A world-famous author went out of his way to get up close and personal with children from three New Brunswick First Nations schools this week.

Robert Munsch, the Canadian author who wrote such children's classics as Love You Forever, Millicent and the Wind and Thomas' Snowsuit, appeared via videoconference at Eel Ground First Nation School outside Miramichi on Wednesday.

Peter MacDonald, principal at Eel Ground, said Munsch must truly love children.

"This cost us absolutely zilch, nada, nothing," MacDonald said. "[Munsch] paid the cost of the videoconference and he took time out, and the man is a busy man.

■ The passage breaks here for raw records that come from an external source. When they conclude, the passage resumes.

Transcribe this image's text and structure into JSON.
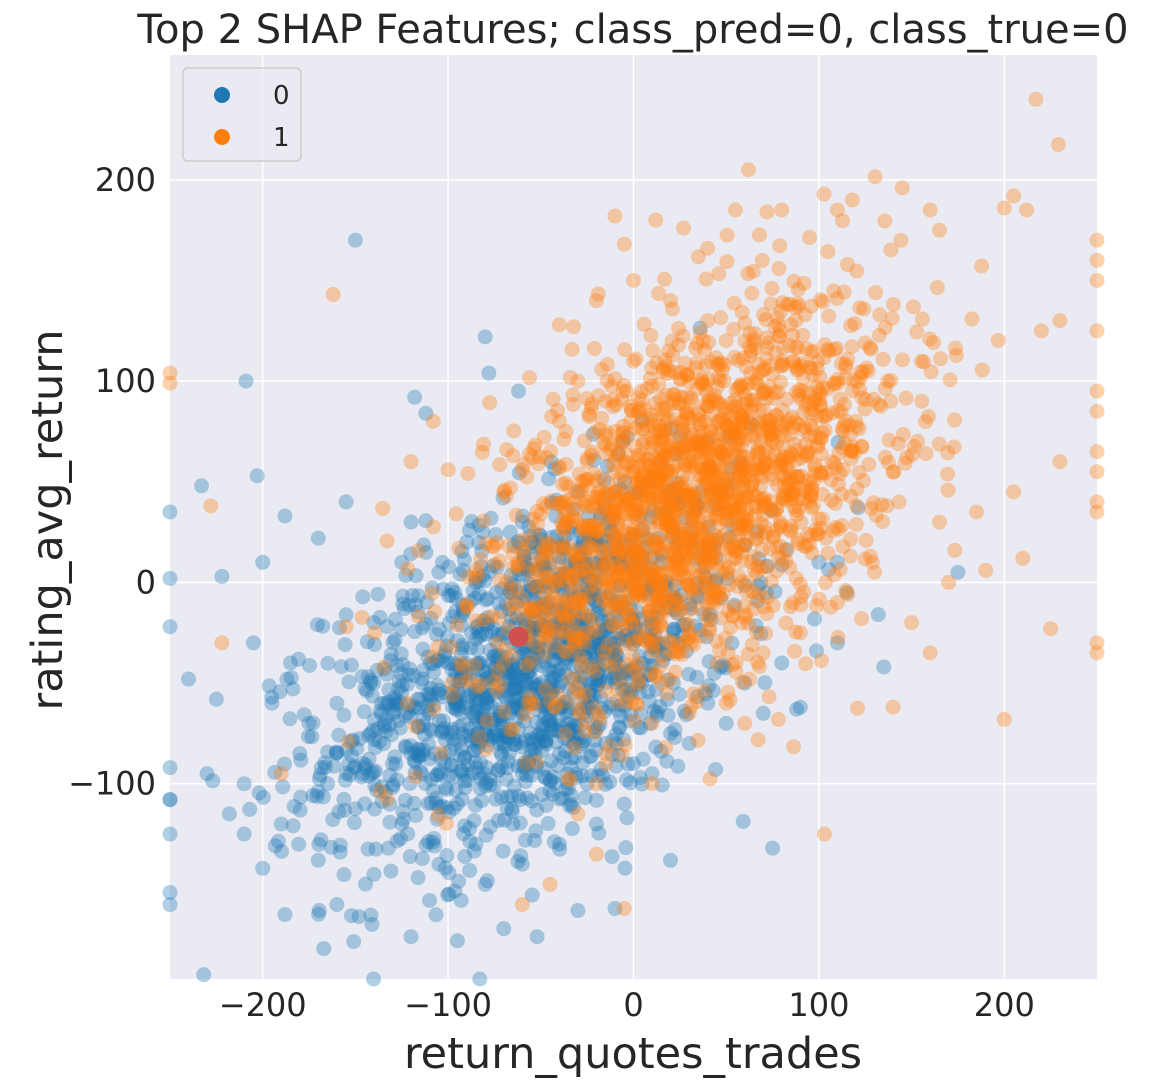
{
  "chart_data": {
    "type": "scatter",
    "title": "Top 2 SHAP Features; class_pred=0, class_true=0",
    "xlabel": "return_quotes_trades",
    "ylabel": "rating_avg_return",
    "xlim": [
      -250,
      250
    ],
    "ylim": [
      -197,
      262
    ],
    "xticks": [
      -200,
      -100,
      0,
      100,
      200
    ],
    "yticks": [
      -100,
      0,
      100,
      200
    ],
    "xtick_labels": [
      "−200",
      "−100",
      "0",
      "100",
      "200"
    ],
    "ytick_labels": [
      "−100",
      "0",
      "100",
      "200"
    ],
    "grid": true,
    "legend_position": "top-left",
    "series": [
      {
        "name": "0",
        "color": "#1f77b4",
        "alpha": 0.35,
        "center": [
          -55,
          -45
        ],
        "spread": [
          55,
          45
        ],
        "correlation": 0.45,
        "count": 1500,
        "points": [
          [
            -150,
            170
          ],
          [
            -209,
            100
          ],
          [
            -80,
            122
          ],
          [
            -78,
            104
          ],
          [
            -62,
            95
          ],
          [
            -118,
            92
          ],
          [
            -112,
            84
          ],
          [
            -233,
            48
          ],
          [
            -203,
            53
          ],
          [
            -188,
            33
          ],
          [
            -250,
            35
          ],
          [
            -250,
            2
          ],
          [
            -200,
            10
          ],
          [
            -222,
            3
          ],
          [
            -240,
            -48
          ],
          [
            -225,
            -58
          ],
          [
            -250,
            -22
          ],
          [
            -250,
            -92
          ],
          [
            -250,
            -108
          ],
          [
            -250,
            -125
          ],
          [
            -250,
            -154
          ],
          [
            -250,
            -160
          ],
          [
            -218,
            -115
          ],
          [
            -210,
            -125
          ],
          [
            -200,
            -142
          ],
          [
            -188,
            -165
          ],
          [
            -170,
            -138
          ],
          [
            -160,
            -160
          ],
          [
            -148,
            -166
          ],
          [
            -140,
            -145
          ],
          [
            -120,
            -176
          ],
          [
            -110,
            -158
          ],
          [
            -95,
            -178
          ],
          [
            -70,
            -172
          ],
          [
            -52,
            -176
          ],
          [
            -30,
            -163
          ],
          [
            -10,
            -162
          ],
          [
            -80,
            -150
          ],
          [
            -60,
            -140
          ],
          [
            -40,
            -130
          ],
          [
            -20,
            -120
          ],
          [
            -5,
            -110
          ],
          [
            10,
            -95
          ],
          [
            30,
            -80
          ],
          [
            50,
            -70
          ],
          [
            70,
            -65
          ],
          [
            90,
            -62
          ],
          [
            132,
            -16
          ],
          [
            175,
            5
          ],
          [
            -20,
            -30
          ],
          [
            -45,
            -10
          ],
          [
            -35,
            5
          ],
          [
            -10,
            15
          ],
          [
            -90,
            20
          ],
          [
            -120,
            30
          ],
          [
            -155,
            40
          ],
          [
            -170,
            22
          ],
          [
            -140,
            -20
          ],
          [
            -100,
            -40
          ],
          [
            -80,
            -75
          ],
          [
            -60,
            -95
          ],
          [
            -95,
            -110
          ],
          [
            -130,
            -90
          ],
          [
            -180,
            -85
          ],
          [
            -190,
            -120
          ],
          [
            -210,
            -100
          ],
          [
            -230,
            -95
          ],
          [
            -160,
            -60
          ],
          [
            -140,
            -50
          ],
          [
            -110,
            -65
          ],
          [
            -70,
            -25
          ],
          [
            -50,
            -55
          ],
          [
            -30,
            -65
          ],
          [
            -15,
            -80
          ],
          [
            0,
            -90
          ],
          [
            20,
            -75
          ],
          [
            40,
            -60
          ],
          [
            60,
            -50
          ],
          [
            80,
            -40
          ],
          [
            110,
            -30
          ],
          [
            135,
            -42
          ],
          [
            75,
            -132
          ],
          [
            88,
            -63
          ],
          [
            -40,
            -85
          ],
          [
            -25,
            -100
          ],
          [
            -65,
            -120
          ],
          [
            -85,
            -130
          ],
          [
            -105,
            -140
          ],
          [
            -125,
            -120
          ],
          [
            -145,
            -110
          ],
          [
            -165,
            -100
          ],
          [
            -175,
            -70
          ],
          [
            -195,
            -60
          ],
          [
            -205,
            -30
          ],
          [
            -185,
            -40
          ],
          [
            -125,
            10
          ],
          [
            -105,
            5
          ],
          [
            -85,
            0
          ],
          [
            -60,
            30
          ],
          [
            -30,
            45
          ],
          [
            -5,
            50
          ],
          [
            15,
            60
          ],
          [
            40,
            70
          ],
          [
            100,
            10
          ],
          [
            115,
            -5
          ]
        ]
      },
      {
        "name": "1",
        "color": "#ff7f0e",
        "alpha": 0.35,
        "center": [
          30,
          40
        ],
        "spread": [
          55,
          48
        ],
        "correlation": 0.5,
        "count": 2000,
        "points": [
          [
            217,
            240
          ],
          [
            62,
            205
          ],
          [
            -162,
            143
          ],
          [
            -250,
            104
          ],
          [
            -250,
            99
          ],
          [
            -228,
            38
          ],
          [
            -222,
            -30
          ],
          [
            -155,
            -22
          ],
          [
            -190,
            -95
          ],
          [
            -108,
            80
          ],
          [
            -100,
            56
          ],
          [
            -120,
            60
          ],
          [
            -65,
            63
          ],
          [
            -60,
            56
          ],
          [
            -47,
            62
          ],
          [
            -70,
            -40
          ],
          [
            -60,
            -160
          ],
          [
            -20,
            -135
          ],
          [
            -45,
            -150
          ],
          [
            -5,
            -162
          ],
          [
            -10,
            182
          ],
          [
            -5,
            168
          ],
          [
            12,
            180
          ],
          [
            27,
            176
          ],
          [
            40,
            166
          ],
          [
            55,
            185
          ],
          [
            72,
            184
          ],
          [
            80,
            185
          ],
          [
            110,
            185
          ],
          [
            118,
            190
          ],
          [
            145,
            196
          ],
          [
            160,
            185
          ],
          [
            165,
            175
          ],
          [
            200,
            186
          ],
          [
            205,
            192
          ],
          [
            212,
            185
          ],
          [
            220,
            125
          ],
          [
            230,
            130
          ],
          [
            250,
            160
          ],
          [
            250,
            150
          ],
          [
            250,
            170
          ],
          [
            250,
            125
          ],
          [
            250,
            95
          ],
          [
            250,
            85
          ],
          [
            250,
            65
          ],
          [
            250,
            55
          ],
          [
            250,
            40
          ],
          [
            250,
            35
          ],
          [
            250,
            -35
          ],
          [
            250,
            -30
          ],
          [
            200,
            -68
          ],
          [
            225,
            -23
          ],
          [
            103,
            -125
          ],
          [
            123,
            -18
          ],
          [
            140,
            -62
          ],
          [
            160,
            -35
          ],
          [
            60,
            -70
          ],
          [
            30,
            -65
          ],
          [
            10,
            -70
          ],
          [
            -15,
            -85
          ],
          [
            -20,
            -100
          ],
          [
            -30,
            -115
          ],
          [
            210,
            12
          ],
          [
            190,
            6
          ],
          [
            170,
            0
          ],
          [
            150,
            -20
          ],
          [
            230,
            60
          ],
          [
            205,
            45
          ],
          [
            185,
            35
          ],
          [
            165,
            30
          ],
          [
            140,
            55
          ],
          [
            120,
            80
          ],
          [
            100,
            95
          ],
          [
            80,
            110
          ],
          [
            60,
            120
          ],
          [
            40,
            130
          ],
          [
            20,
            140
          ],
          [
            0,
            150
          ],
          [
            -20,
            140
          ],
          [
            -40,
            128
          ],
          [
            -30,
            100
          ],
          [
            -15,
            90
          ],
          [
            -40,
            80
          ],
          [
            -25,
            60
          ],
          [
            -10,
            45
          ],
          [
            -20,
            25
          ],
          [
            -30,
            5
          ],
          [
            -5,
            -10
          ],
          [
            10,
            -20
          ],
          [
            25,
            -30
          ],
          [
            45,
            -40
          ],
          [
            70,
            -35
          ],
          [
            90,
            -25
          ],
          [
            110,
            -10
          ],
          [
            130,
            5
          ]
        ]
      },
      {
        "name": "",
        "color": "#d0504f",
        "alpha": 1,
        "points": [
          [
            -62,
            -27
          ]
        ]
      }
    ]
  }
}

That was very gracious."

MacDonald had been trying for two years to get the author to appear at his school, but Munsch gets about 2,000 speaking requests a year.

Eel Ground students and children from two other First Nations schools, Metepenagiag in Red Bank and Elsipogtog near Rexton, met Munsch halfway by opting for the videoconference.

The repetition in Munsch's narratives make them favourites for reading aloud. Students followed along, shouting well-known lines and giggling at the author's own manic and animated telling of the stories.

The children had the opportunity to ask the author questions on everything from where he lives— "A town called Guelph, close to Toronto, surrounded by a lot of farms with cows and chickens and corn and wheat," Munsch said— to his favourite of the almost 50 children's books he's published.

"I'd have to say Love You Forever is my favourite. I like it the best," Munsch said.

The author led the assembly of about 100 in a round of the story's famous lullaby.

Munsch left a permanent impression on kids: principal

MacDonald said Munsch's style of storytelling ties in well with traditional teachings.

"Legends in the old days were told by a grandparent or parent, maybe about someone who got lost in a snowstorm, and how you should be careful," MacDonald said. "I think maybe the kids can see the parallel."

MacDonald said the experience has left a permanent impression on the kids.

"The looks on their faces —and you can see the excitement in them — they'll own Robert Munsch inside of them for the rest of their lives."

Munsch's visit can be heard on Eel Ground School's podcast, posted on the school website.